She is an Asian who grew up with an English education in Trinidad
and has worked in England for 15 years in nursing and administration.
She is learning Hindi at night classes so that she can converse
with relatives she visits in India. Her and her family's experience
of colonial labour migration, post colonial economic diaspora and
'roots' tourism speaks of what Hall called 'dislocated histories
and hybridised ethnicities' (1993: 356). As anthropologists have
argued for many years (Cohen 1974, Macdonald 1993), and more recently
Hall and other exponents (Morley and Chen 1996) of cultural studies
in Britain have made clear, cultural identities are not inherent,
bounded or static: they are dynamic, fluid and constructed situationally,
in particular places and times.

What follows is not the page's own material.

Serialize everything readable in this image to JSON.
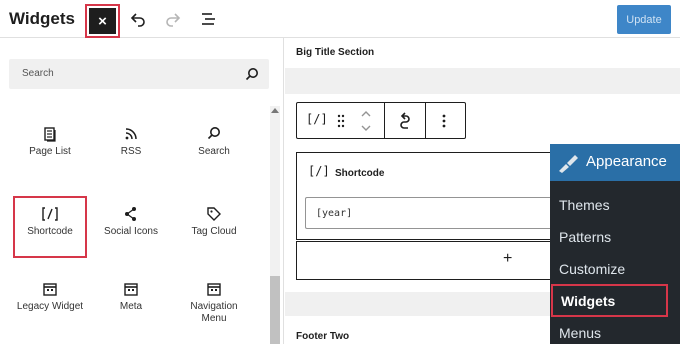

This is not just a Western urban
phenomenon of the 1990s. In a tribe in Iran where I did fieldwork
in the 1970s, the population was made up of layers of refugees.
Multiple identities were constantly negotiated; links with people
in tribes from which they had fled were maintained or reinvented:
there was no bounded, consensual, authentic, ahistorical culture.

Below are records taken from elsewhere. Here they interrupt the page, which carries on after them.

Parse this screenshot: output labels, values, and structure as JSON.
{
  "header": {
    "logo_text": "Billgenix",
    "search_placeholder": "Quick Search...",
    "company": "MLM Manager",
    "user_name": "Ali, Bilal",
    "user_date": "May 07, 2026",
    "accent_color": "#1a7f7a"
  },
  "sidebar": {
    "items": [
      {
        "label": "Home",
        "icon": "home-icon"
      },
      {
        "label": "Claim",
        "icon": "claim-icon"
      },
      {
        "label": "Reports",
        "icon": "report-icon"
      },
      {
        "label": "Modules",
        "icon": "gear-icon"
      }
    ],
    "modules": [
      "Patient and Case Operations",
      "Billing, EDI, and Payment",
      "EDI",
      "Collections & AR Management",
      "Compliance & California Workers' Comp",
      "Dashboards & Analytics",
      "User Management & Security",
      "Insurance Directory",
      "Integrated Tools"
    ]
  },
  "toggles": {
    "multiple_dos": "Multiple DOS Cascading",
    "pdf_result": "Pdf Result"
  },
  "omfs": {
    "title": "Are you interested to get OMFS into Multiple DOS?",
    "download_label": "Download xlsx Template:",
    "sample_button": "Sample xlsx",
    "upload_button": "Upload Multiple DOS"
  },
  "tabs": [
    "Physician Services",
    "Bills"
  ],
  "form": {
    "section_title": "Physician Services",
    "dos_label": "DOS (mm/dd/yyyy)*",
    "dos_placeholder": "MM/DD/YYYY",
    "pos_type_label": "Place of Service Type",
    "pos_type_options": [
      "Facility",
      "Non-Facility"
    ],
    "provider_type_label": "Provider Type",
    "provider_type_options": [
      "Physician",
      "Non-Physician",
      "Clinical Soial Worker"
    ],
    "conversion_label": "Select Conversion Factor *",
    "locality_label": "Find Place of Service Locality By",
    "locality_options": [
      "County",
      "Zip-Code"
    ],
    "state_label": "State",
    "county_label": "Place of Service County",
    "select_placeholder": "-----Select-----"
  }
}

Theoretical developments in cultural studies, and in post-structural
and feminist anthropology, have led us to understand that 'cultures'
are not, nor ever were, naturally bounded entities.
The fracturing of social anthropology's
central conceit has sent us back to look again at colonialism. Ortner
(1984) questioned the original image of colonial power and 'the
juggernaut of capitalism' impacting on, and inserting themselves
into, an indigenous 'local culture'. She and others have been critical
of the way both colonialism and 'local culture' appear as unitary
entities in this image (Asad 1993: 5). What better choice of a site
to challenge this image than the kind of location in which the old
concept of 'culture' was founded: a remote island mid way across
the Pacific Ocean? Merry (1997) studied 18th and 19th century Hawaii,
and found a dizzying array of people from Norway to China were present
in what she calls not a 'local community' but a 'contact zone'.

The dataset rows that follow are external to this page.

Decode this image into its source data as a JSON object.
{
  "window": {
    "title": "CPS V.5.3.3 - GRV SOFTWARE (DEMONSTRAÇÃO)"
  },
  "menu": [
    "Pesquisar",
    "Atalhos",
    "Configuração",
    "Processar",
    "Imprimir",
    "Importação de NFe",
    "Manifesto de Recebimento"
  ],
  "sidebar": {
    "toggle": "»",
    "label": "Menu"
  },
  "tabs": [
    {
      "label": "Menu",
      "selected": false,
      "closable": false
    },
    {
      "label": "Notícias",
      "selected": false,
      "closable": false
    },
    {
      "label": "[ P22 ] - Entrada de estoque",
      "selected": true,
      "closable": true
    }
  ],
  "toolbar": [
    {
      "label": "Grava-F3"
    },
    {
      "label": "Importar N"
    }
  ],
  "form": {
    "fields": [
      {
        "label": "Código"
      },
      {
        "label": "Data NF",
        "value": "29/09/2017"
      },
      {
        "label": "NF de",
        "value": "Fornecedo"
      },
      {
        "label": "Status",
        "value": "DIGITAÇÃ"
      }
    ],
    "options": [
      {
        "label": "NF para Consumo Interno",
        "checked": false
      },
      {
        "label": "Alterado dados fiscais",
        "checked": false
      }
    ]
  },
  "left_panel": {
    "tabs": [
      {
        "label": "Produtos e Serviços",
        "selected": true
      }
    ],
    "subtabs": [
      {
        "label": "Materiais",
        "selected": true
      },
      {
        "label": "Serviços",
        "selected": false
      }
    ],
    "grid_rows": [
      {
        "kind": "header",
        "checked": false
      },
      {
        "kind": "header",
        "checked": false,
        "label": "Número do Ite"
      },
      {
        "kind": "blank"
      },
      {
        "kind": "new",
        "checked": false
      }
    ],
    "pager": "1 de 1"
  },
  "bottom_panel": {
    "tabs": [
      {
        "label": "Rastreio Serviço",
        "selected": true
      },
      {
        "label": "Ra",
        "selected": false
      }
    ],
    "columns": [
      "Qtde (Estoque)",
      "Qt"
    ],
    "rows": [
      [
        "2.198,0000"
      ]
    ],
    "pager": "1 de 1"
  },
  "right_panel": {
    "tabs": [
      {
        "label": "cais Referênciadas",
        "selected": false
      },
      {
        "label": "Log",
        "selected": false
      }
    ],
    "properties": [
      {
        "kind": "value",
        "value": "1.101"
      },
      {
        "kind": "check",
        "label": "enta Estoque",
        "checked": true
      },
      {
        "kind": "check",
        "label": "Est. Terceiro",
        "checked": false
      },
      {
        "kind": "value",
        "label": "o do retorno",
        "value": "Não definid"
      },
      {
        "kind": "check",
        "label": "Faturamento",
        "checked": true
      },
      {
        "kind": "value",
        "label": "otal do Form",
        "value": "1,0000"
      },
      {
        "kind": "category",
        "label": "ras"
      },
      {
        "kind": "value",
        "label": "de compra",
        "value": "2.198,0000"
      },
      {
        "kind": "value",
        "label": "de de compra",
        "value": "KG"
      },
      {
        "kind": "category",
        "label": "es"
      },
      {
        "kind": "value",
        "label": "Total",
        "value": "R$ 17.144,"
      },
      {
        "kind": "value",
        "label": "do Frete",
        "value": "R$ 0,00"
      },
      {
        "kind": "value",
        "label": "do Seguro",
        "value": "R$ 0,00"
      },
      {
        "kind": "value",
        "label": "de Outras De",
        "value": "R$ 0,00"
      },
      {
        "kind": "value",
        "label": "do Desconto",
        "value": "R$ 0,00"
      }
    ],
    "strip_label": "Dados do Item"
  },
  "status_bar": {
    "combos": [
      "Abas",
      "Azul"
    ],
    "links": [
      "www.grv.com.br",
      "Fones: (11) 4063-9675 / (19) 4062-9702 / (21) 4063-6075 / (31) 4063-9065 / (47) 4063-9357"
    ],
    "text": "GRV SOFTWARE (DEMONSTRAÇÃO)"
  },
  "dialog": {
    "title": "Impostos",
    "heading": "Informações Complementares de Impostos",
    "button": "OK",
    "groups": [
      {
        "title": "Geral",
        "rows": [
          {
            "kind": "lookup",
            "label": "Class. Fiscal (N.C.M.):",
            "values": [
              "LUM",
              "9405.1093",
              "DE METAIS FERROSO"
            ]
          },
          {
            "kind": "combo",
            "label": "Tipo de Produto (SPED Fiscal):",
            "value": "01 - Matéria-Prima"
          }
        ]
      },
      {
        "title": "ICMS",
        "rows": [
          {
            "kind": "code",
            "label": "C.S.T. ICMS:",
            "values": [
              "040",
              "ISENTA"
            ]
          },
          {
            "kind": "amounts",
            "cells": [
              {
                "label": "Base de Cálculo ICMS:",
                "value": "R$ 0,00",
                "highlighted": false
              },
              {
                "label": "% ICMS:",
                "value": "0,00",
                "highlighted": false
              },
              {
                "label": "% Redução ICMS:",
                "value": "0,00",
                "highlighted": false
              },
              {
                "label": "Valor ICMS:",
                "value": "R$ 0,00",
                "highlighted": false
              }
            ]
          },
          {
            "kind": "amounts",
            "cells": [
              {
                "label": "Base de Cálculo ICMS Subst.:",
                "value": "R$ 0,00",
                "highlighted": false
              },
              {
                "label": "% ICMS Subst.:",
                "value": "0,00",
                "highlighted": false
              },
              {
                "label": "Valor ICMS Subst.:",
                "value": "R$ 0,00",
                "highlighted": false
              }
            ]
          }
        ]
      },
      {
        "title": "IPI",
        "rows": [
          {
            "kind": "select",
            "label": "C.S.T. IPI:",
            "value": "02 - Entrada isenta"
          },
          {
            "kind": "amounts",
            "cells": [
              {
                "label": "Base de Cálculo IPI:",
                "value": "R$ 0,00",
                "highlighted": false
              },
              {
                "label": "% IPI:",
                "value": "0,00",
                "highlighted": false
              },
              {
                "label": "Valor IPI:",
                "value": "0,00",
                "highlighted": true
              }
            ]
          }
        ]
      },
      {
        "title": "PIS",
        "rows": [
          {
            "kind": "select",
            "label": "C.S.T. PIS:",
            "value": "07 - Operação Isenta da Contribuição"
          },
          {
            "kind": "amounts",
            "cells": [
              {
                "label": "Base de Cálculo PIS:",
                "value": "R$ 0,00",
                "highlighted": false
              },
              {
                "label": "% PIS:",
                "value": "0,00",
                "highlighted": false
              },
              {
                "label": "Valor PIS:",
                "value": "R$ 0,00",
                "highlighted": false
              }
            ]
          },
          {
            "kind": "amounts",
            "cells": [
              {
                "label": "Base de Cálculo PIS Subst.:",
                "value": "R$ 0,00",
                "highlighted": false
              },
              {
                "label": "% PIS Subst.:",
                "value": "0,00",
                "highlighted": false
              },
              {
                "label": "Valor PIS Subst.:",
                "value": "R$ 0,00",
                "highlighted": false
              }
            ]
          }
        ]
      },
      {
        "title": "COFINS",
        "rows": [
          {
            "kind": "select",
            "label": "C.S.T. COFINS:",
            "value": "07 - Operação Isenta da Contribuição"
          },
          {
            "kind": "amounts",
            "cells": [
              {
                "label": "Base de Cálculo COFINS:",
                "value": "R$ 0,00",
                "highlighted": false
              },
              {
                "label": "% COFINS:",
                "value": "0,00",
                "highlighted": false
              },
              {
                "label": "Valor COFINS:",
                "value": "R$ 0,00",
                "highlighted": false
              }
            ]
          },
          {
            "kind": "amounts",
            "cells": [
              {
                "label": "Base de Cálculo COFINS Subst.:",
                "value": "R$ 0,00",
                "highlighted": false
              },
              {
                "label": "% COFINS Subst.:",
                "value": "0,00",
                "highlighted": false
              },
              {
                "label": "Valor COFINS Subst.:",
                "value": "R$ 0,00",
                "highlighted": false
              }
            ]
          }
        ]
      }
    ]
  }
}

In an unbounded site, this medley of people drew on the practices
of their various places of origin, in the light of their current
interests, to work out how to organize labour, trade and social
relations. Contests took place between people in asymmetrical relations
of power, over their multiple and contradictory cultural logics.
Each actor endeavoured to manoeuvre, in unpredictable political
and economic situations, to define or seize control of symbols and
practices. Symbols and ideas never acquired a closed or entirely
coherent set of meanings: they were polyvalent, fluid and hybridized.
Key terms shifted in meaning at different historical times. When
a coalition of actors gained ascendancy at a particular historical
moment, they institutionalized their meaning of key terms in law.
Merry's is a good example of the new
idea of culture as a contested process of meaning-making. The contest
is over the meaning of key terms and concepts. How are these concepts
used and contested by differently positioned actors who draw on
local, national and global links in unequal relations of power?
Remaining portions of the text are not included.